JimPetersonavatar of JimPeterson

The best that we could do now is to DEFER CATCH and THROW.

Are CATCH and THROW compatible with DEFER! / DEFER@ ? I have concerns about reserving resources that won't be released with the given specification for CATCH/THROW, but those concerns would be alleviated if I could interject code via hooks into standard CATCH/THROW mechanics.

Simply redefining CATCH/THROW would be problematic, of course, given that previous code might already have the older definitions baked in, and could surround redefined versions... The more I think about it, the more I believe the standard should prohibit (or at least discourage) redefinitions of CATCH and THROW.

ruvavatar of ruv

Simply redefining CATCH/THROW would be problematic, of course, given that previous code might already have the older definitions baked in,

It's enough to redefine catch. And it isn't problematic at all, since use of catch by the system is not detectable by a program.

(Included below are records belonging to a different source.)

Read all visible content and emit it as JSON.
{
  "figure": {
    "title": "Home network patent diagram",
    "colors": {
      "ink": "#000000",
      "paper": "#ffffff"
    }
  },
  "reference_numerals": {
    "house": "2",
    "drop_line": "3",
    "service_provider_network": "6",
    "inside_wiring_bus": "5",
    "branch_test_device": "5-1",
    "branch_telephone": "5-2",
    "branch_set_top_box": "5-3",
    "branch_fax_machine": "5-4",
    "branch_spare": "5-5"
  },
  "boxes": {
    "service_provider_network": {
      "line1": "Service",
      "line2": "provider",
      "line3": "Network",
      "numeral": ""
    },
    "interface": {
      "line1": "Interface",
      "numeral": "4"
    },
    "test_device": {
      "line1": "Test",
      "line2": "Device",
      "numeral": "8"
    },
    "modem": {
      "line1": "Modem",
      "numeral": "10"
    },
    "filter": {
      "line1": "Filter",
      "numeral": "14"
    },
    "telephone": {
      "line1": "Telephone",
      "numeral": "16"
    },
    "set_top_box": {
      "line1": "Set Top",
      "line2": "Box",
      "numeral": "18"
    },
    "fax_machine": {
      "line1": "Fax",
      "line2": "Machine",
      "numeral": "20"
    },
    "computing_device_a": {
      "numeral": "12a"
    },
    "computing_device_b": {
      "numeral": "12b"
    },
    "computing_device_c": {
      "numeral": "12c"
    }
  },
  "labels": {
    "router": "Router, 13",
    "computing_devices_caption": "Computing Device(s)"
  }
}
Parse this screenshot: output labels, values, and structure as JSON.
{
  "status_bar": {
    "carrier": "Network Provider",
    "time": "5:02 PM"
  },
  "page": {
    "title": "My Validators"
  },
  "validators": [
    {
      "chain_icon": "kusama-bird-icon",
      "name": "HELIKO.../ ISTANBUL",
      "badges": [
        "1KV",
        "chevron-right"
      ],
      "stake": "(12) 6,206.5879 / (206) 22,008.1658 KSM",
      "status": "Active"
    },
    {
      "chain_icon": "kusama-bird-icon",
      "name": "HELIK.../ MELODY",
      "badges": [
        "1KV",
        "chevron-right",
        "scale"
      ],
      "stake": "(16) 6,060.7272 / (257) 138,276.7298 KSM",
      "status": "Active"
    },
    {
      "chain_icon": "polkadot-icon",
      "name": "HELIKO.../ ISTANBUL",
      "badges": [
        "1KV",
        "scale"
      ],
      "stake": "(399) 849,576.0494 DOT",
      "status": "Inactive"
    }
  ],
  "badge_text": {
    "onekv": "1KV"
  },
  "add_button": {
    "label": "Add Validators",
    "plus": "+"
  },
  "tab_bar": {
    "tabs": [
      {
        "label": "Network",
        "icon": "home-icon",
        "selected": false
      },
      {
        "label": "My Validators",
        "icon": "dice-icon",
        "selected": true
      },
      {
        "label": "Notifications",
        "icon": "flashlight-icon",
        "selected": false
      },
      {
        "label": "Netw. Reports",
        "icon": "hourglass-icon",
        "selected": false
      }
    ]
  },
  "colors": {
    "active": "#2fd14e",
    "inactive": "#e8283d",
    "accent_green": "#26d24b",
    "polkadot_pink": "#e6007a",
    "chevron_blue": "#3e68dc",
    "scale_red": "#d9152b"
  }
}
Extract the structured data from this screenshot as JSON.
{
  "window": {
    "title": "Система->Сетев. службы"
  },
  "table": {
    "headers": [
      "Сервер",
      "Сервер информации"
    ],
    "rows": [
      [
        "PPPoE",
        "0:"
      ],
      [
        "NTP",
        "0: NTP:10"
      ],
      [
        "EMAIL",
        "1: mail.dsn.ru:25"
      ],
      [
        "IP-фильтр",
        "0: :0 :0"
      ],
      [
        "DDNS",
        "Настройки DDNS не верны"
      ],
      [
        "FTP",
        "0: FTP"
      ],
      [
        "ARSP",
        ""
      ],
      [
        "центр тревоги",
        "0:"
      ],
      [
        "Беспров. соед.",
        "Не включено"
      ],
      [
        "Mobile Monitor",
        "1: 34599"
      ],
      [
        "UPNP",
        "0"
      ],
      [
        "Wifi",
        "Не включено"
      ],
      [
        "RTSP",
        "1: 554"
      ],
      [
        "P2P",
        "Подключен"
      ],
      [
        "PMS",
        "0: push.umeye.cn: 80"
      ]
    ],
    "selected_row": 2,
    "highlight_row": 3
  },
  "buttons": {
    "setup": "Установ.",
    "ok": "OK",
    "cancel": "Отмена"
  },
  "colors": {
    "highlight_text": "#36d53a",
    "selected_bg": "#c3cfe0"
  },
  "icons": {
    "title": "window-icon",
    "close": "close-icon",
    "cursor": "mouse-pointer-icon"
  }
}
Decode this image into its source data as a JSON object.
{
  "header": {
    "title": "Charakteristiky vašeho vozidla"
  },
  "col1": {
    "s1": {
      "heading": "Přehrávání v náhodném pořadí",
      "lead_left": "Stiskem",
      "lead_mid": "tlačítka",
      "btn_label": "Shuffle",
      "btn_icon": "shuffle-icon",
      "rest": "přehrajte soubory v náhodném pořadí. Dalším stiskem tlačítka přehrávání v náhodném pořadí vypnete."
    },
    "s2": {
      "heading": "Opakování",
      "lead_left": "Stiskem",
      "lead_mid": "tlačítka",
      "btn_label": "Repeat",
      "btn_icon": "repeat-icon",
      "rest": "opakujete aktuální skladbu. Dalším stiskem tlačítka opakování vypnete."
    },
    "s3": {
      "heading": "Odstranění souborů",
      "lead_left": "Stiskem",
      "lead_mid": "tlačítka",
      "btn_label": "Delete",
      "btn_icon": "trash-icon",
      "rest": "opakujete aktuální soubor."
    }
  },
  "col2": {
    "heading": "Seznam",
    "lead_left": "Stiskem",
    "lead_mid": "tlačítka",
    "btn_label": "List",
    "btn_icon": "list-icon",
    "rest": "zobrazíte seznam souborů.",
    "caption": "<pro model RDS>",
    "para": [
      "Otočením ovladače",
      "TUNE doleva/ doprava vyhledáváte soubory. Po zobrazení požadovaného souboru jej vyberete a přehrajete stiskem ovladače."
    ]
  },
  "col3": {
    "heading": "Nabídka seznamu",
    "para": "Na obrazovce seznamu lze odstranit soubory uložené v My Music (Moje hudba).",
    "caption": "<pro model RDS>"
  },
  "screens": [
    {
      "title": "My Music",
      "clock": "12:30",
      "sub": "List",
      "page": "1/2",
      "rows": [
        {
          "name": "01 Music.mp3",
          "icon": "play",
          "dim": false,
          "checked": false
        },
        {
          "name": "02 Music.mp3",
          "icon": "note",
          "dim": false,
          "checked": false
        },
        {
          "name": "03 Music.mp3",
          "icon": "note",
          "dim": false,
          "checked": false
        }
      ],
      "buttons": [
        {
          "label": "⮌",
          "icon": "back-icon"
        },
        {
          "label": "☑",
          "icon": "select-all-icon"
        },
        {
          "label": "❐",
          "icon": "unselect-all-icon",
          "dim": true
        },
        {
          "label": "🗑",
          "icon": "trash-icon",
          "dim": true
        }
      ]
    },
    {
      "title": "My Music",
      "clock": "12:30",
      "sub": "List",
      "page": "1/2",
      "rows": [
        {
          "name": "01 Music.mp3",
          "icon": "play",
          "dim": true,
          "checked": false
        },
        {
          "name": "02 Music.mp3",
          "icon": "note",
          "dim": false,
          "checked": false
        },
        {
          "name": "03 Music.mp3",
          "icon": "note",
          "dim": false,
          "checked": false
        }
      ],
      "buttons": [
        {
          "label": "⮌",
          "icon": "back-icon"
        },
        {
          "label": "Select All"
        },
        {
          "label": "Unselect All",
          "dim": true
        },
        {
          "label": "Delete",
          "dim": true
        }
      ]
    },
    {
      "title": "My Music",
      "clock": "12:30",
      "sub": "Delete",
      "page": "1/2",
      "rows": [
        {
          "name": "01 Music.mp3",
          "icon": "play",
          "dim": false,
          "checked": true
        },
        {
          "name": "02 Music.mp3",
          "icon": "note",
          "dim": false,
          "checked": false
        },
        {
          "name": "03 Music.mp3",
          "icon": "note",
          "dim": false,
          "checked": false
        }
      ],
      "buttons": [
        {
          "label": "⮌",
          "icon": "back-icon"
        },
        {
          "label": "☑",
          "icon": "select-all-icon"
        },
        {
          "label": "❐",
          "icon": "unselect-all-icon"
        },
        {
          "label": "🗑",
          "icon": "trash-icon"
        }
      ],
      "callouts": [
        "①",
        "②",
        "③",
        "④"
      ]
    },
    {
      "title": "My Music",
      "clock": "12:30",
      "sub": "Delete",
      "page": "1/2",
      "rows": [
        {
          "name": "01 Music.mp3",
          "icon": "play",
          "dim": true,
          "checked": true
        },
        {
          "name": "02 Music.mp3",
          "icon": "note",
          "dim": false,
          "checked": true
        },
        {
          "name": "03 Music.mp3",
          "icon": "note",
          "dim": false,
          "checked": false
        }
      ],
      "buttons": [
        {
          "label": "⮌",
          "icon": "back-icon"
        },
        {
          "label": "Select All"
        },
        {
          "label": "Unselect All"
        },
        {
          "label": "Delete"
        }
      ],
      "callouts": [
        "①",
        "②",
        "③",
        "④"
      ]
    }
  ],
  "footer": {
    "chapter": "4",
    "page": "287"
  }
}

For example, you can restore base in your program:

: catch ( i*x xt -- j*x ior ) base @ >r catch dup if r> base ! exit then rdrop ;

(NB: the system is non standard after that).

Restoring state doesn't have much sense in a standard program at the moment, since in any case, if compilation was broken, the program cannot create a new definition due to an ambiguous condition, and cannot complete the current definition since the control-flow stack is cleared.

OTOH, saving and restoring (or releasing) some state/resource in every catch is overhead. A better way, as Anton pointed out, is to use a specific save/restore in the places where it is required only.

UlrichHoffmannavatar of UlrichHoffmann

Thanks @AlexDyachenko,

your proposal has been discussed at the Standards Meeting in Rome in September 2023.

CATCH and THROW only deals with stack handling, no other part of the system state is saved nor restored. All other parts - like STATE, the values of local variable, file-open states, BASE, etc. - are considered to be application specific and thus should be handled by the application program.

In case you want to preserve STATE a construct like

: STATE-CATCH ( i * x xt -- j * x 0 | i * x n )  
      STATE @ >R   CATCH   R> IF ] ELSE  POSTPONE [ THEN ;

Would preserve STATE over the execution of XT.

Anton Ertl discussed the committee's opinion thoroughly in the proposal's discussion.

This propsal will be put into state considered. It could be be revived if further discussion should be required.